Estos amigo-hermanos se mantienen siempre a nuestro lado y nos ofrecen apoyo incondicional para lidiar con los percances de la vida.
Otros amigos son compañeros de aficiones, colegas de trabajo o el apoyo indispensable a la hora de cambiar algún hábito indeseado…por fin, están los amigos-compinche que dan ese toque de complicidad a nuestra existencia, amigos que van y vienen, que nos recuerdan alguna que otra
juerga.
Como será de importante una buena amistad que la ciencia sostiene que el tiempo que pasamos con los amigos mitiga los efectos negativos del estrés, previene de muchas enfermedades cardiovasculares y es un elemento fundamental del bienestar psicológico.
Pérdidas
Nuestros amigos son la trama benévola que nos acompaña en la vida y, por eso, marcan nuestra existencia como lo pueden hacer las relaciones amorosas.
Según estudios realizados en la Universidad de California, amor y amistad comparten la necesidad de respeto, confianza, intimidad, apoyo incondicional, espontaneidad, reciprocidad y valoración.
El amor se nutre de intimidad sexual, atracción y una exclusividad que la amistad no necesita pero esta aporta, sin embargo, dos elementos cruciales: estabilidad y aceptación.
Un buen amigo se mantiene en el tiempo y sobrevive a todas nuestras relaciones sentimentales… además, con ellos nos mostramos más tolerantes que con la pareja, a la que tendemos a criticar más.

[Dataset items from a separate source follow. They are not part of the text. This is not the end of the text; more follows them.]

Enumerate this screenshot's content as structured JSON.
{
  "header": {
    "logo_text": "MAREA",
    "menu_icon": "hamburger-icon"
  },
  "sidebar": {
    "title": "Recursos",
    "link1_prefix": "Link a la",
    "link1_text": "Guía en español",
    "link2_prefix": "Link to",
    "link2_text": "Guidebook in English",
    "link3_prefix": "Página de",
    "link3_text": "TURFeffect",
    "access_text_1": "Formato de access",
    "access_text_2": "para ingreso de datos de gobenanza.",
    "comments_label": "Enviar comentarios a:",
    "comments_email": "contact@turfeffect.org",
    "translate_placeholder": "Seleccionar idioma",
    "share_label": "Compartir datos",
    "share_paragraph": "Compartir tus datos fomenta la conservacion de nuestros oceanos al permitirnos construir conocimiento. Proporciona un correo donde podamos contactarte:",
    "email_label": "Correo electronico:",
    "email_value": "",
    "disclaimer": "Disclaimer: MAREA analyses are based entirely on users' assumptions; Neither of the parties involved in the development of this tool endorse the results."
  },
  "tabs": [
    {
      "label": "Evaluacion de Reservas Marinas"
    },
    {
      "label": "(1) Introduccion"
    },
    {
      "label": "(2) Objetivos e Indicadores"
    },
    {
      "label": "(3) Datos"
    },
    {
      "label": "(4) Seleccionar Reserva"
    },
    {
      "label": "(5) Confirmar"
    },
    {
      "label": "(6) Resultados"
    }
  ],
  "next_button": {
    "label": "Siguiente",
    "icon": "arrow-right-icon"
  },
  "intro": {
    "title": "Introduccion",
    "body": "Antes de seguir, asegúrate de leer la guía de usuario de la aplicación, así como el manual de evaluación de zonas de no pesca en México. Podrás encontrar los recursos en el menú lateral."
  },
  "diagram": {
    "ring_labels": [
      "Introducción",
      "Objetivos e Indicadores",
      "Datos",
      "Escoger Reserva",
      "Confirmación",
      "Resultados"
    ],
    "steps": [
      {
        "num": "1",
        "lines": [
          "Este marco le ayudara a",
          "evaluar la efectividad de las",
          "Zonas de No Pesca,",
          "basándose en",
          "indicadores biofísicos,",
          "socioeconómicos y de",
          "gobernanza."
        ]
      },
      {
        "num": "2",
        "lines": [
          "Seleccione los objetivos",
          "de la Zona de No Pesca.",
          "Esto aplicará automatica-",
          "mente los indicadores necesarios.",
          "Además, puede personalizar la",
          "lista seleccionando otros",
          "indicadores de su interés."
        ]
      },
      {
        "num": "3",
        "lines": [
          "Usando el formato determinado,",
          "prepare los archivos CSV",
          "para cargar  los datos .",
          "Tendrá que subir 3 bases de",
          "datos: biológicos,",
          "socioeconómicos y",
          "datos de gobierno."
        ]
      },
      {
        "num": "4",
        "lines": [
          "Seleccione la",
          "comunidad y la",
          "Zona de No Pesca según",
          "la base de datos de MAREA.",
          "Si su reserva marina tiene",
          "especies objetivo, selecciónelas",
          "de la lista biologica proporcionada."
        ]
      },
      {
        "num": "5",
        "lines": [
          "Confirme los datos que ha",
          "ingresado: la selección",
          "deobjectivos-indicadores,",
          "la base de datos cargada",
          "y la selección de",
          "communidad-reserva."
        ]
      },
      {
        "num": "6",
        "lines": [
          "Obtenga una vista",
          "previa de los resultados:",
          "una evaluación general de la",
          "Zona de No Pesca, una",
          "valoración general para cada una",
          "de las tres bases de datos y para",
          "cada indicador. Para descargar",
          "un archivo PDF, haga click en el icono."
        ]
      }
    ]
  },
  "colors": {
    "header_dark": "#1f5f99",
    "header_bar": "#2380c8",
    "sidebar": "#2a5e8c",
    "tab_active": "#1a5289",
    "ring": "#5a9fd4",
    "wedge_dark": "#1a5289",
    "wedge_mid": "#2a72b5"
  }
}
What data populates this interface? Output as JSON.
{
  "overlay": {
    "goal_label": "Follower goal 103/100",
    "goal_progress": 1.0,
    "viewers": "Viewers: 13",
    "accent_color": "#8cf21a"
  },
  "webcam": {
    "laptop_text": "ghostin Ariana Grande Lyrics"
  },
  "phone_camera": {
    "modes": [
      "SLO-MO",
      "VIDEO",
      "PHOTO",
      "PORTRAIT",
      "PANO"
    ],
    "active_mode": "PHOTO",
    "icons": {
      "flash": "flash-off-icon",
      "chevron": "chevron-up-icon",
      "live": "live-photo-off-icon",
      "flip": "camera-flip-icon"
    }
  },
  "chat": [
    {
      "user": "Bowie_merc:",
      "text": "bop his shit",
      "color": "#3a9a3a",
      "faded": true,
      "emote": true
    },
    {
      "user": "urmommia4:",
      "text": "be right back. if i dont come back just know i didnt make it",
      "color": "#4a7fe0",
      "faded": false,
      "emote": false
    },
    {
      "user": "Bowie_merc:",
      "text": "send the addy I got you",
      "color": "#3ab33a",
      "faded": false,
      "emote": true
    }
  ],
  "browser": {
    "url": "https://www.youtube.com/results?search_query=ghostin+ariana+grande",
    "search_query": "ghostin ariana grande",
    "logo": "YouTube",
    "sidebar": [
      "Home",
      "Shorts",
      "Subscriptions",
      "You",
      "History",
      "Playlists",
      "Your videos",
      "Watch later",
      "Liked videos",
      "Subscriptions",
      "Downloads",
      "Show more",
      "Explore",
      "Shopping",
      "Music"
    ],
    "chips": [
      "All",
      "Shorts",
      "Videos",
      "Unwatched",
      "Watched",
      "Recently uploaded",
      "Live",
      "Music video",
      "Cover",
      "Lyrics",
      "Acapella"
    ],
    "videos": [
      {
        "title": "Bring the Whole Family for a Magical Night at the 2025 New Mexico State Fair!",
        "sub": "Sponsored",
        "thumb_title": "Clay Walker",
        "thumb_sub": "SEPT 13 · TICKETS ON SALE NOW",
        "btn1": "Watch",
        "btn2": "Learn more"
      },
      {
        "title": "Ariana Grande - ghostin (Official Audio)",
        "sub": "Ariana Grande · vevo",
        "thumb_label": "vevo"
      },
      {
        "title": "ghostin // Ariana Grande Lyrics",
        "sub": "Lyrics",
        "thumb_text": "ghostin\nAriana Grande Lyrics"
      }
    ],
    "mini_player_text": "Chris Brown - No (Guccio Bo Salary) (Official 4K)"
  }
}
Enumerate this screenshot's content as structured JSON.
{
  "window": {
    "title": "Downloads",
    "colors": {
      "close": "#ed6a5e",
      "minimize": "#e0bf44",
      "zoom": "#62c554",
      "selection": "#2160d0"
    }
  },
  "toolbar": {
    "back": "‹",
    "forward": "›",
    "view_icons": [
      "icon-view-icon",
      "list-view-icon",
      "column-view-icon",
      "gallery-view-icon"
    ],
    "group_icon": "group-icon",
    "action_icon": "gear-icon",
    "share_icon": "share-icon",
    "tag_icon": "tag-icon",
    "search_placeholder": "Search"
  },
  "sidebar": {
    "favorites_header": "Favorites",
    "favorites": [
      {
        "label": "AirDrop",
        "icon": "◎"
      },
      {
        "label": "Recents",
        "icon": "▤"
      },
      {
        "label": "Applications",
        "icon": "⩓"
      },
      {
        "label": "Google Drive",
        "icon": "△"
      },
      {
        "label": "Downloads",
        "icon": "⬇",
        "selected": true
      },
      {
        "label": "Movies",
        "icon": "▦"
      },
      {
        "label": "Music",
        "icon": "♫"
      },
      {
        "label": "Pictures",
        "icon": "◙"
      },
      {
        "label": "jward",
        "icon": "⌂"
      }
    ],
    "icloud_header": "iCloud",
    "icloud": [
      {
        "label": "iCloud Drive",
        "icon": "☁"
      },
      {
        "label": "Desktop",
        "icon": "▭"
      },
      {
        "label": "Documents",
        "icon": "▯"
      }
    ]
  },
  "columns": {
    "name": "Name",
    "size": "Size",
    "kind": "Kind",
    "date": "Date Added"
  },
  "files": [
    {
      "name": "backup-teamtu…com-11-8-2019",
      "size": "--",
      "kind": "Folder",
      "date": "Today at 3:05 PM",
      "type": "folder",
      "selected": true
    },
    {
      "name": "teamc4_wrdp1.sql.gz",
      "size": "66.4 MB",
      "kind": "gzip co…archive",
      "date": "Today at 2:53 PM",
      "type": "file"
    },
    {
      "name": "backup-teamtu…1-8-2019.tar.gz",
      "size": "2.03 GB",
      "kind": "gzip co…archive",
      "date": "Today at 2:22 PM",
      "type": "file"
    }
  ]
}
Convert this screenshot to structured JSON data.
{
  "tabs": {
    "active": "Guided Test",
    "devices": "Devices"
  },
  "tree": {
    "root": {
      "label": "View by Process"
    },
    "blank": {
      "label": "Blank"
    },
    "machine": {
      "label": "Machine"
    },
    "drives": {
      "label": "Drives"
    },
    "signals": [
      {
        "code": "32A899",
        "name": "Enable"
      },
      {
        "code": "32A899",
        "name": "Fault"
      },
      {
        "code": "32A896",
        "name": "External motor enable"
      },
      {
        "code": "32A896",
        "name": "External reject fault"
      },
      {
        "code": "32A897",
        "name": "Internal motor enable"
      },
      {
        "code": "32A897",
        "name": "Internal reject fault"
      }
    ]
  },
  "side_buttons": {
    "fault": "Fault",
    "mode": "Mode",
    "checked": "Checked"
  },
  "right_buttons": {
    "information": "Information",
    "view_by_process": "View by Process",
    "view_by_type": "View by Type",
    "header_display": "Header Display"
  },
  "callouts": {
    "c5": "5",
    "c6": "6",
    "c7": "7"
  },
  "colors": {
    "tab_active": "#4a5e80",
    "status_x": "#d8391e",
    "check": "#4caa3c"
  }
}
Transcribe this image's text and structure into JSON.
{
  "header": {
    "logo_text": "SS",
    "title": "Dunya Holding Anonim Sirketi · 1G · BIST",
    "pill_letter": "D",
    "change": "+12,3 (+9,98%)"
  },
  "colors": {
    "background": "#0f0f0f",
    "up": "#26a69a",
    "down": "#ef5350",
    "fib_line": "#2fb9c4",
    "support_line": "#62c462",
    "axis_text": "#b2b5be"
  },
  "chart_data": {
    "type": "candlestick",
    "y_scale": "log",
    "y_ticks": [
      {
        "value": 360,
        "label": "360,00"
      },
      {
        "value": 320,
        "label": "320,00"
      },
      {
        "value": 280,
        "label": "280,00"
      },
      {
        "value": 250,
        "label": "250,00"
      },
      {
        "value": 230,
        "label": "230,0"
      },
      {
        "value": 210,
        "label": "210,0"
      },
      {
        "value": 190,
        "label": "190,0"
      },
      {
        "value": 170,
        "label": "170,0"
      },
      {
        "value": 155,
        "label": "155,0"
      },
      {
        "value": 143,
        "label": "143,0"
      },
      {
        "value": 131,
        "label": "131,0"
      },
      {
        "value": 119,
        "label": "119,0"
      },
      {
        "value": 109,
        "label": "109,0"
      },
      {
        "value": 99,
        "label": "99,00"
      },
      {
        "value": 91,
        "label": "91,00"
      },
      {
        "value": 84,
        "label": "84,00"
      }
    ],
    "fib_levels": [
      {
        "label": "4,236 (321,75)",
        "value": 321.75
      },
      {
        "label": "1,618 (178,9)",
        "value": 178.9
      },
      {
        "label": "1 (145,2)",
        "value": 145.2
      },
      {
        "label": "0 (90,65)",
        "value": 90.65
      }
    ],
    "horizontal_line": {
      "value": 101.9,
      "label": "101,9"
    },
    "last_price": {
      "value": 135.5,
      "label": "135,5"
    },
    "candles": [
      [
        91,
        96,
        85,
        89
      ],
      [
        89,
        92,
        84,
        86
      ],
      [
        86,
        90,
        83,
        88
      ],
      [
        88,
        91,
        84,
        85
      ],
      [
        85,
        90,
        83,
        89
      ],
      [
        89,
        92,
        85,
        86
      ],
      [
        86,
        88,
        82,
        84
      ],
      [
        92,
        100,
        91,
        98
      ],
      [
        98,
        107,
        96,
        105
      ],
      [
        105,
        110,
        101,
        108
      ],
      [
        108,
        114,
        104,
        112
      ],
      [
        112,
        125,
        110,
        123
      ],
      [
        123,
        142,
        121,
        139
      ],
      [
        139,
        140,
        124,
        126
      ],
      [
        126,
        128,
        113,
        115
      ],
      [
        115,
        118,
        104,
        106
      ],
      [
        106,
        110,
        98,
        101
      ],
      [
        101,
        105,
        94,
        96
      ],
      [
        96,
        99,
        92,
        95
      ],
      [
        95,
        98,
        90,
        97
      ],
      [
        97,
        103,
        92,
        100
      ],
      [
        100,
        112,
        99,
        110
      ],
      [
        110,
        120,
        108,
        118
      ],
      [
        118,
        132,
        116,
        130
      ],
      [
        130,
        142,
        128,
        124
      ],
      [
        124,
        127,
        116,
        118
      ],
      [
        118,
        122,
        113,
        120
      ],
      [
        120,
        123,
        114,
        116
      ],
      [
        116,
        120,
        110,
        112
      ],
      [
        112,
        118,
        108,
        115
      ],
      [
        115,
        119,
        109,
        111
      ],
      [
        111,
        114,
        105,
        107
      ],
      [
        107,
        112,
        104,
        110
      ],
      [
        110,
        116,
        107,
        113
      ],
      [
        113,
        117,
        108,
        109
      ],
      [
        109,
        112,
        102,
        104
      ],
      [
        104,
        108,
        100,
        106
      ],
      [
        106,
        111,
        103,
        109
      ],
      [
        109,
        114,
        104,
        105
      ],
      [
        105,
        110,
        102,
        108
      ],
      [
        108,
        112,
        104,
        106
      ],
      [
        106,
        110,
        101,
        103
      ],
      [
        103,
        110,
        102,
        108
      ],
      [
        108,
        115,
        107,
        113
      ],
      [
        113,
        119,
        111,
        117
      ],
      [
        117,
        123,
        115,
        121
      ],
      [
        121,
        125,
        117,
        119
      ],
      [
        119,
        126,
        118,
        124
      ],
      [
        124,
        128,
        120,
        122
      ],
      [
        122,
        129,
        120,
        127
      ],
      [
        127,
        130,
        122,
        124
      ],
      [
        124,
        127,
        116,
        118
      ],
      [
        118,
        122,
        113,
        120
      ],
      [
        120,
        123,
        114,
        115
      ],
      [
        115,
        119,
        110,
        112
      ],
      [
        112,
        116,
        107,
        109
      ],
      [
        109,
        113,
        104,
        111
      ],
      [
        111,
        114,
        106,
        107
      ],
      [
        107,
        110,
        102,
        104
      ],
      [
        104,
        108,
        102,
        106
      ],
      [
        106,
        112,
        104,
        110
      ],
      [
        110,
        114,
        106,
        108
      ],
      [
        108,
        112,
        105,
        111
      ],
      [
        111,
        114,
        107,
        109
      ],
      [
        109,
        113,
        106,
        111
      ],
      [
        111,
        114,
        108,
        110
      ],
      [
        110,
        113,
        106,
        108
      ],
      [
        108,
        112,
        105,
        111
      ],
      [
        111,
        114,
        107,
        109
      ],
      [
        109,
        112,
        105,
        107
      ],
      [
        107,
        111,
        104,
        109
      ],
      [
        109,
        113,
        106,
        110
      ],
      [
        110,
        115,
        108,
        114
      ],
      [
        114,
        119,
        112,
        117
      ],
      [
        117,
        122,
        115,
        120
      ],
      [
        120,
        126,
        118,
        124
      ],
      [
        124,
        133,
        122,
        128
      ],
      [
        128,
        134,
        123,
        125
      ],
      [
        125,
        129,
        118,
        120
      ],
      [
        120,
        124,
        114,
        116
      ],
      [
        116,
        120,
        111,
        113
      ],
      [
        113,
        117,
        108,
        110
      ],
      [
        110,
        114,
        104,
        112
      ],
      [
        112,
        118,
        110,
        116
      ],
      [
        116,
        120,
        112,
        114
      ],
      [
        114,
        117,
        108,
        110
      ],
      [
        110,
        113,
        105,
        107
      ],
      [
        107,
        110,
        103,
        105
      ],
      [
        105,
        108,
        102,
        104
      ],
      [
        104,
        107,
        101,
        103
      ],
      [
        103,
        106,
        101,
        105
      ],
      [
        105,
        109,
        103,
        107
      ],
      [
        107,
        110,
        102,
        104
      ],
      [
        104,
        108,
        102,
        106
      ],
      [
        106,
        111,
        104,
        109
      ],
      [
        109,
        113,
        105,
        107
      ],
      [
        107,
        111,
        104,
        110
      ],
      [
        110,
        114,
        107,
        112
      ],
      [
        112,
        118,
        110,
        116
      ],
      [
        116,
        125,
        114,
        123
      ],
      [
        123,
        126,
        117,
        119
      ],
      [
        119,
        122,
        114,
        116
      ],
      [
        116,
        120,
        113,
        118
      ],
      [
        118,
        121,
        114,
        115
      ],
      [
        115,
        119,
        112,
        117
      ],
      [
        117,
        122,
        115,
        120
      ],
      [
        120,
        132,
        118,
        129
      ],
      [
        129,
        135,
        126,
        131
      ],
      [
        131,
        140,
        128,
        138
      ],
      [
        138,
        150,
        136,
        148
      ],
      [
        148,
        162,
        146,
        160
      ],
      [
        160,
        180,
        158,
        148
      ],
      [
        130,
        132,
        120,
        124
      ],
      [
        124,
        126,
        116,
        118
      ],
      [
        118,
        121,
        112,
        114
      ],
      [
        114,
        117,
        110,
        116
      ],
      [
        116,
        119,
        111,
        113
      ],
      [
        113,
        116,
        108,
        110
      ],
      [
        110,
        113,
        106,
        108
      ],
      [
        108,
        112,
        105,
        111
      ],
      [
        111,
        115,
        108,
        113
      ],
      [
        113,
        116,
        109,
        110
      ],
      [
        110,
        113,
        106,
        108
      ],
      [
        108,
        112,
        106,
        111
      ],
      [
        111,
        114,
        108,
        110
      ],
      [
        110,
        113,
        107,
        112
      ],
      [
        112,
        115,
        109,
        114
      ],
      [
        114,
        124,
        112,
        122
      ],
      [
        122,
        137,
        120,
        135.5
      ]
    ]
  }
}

Por esto, las rupturas o la pérdida de estos compañeros en la vida pueden causar heridas difíciles de cerrar y dejar cicatrices que perduran en el tiempo.
Crecer significa saber dejar atrás a muchas caras conocidas y despedirnos con dolor de amigos del alma.
Estos son algunos de los motivos:
La pérdida, fallecimiento
A veces la vida nos los arrebata y fallecen dejando un enorme espacio vacío… todavia sonrío las locuras de uno que se me fue.
La muerte de un amigo nos deja desolados. Necesitamos realizar un verdadero proceso de duelo, a veces, duro y difícil, pasando por todas sus etapas: negación, rabia, depresión, regateo por «si hubiera podido hacer otra cosa» y finalmente, aceptación.
Se acaban, sin mas
En muchas ocasiones los amigos se van porque evolucionamos y las circunstancias cambian.
Atrás quedan los amigos adolescentes o de la universidad con los que compartimos tantas inquietudes.
Estas amistades suelen acabar sin dramas pero nos queda un sentimiento de melancolía porque es como decir adiós al pasado.
Es mejor pensar que el pasado pasó y que los tiempos felices siempre son los de ahora.
Falta de tiempo…
Las amistades verdaderas sobreviven a las ocupaciones porque siempre se encuentra un hueco para ellas y si no sucede así es que son amistades-puente que nos ayudan a cruzar etapas de la vida.
Esto sucede a menudo cuando el que parecía nuestro amigo del alma se enamora y desaparece.
Estas amistades caen por sí mismas y es mejor que pasado el primer momento de desconcierto se las despida con afecto y los mejores deseos en su nuevo camino.

Nos desengañan.
Que un amigo nos decepcione y no se comporte como esperamos produce un dolor muy agudo. Por ejemplo, la pérdida de amigos que se produce tras un divorcio es un shock a veces tan impactante como la misma separación sentimental.
Los desengaños de los amigos producen mucha amargura y es por eso que hay que darse tiempo para asimilar la decepción y cambiar la perspectiva.
La traición, la puñalada de un ¨amigo¨
Que un amigo nos traicione significa que falta a algunos de los valores fundamentales de la amistad, como la lealtad o el respeto.
Estas rupturas provocan ira, son difíciles de digerir y el mejor proceso para deshacernos del dolor es el perdón.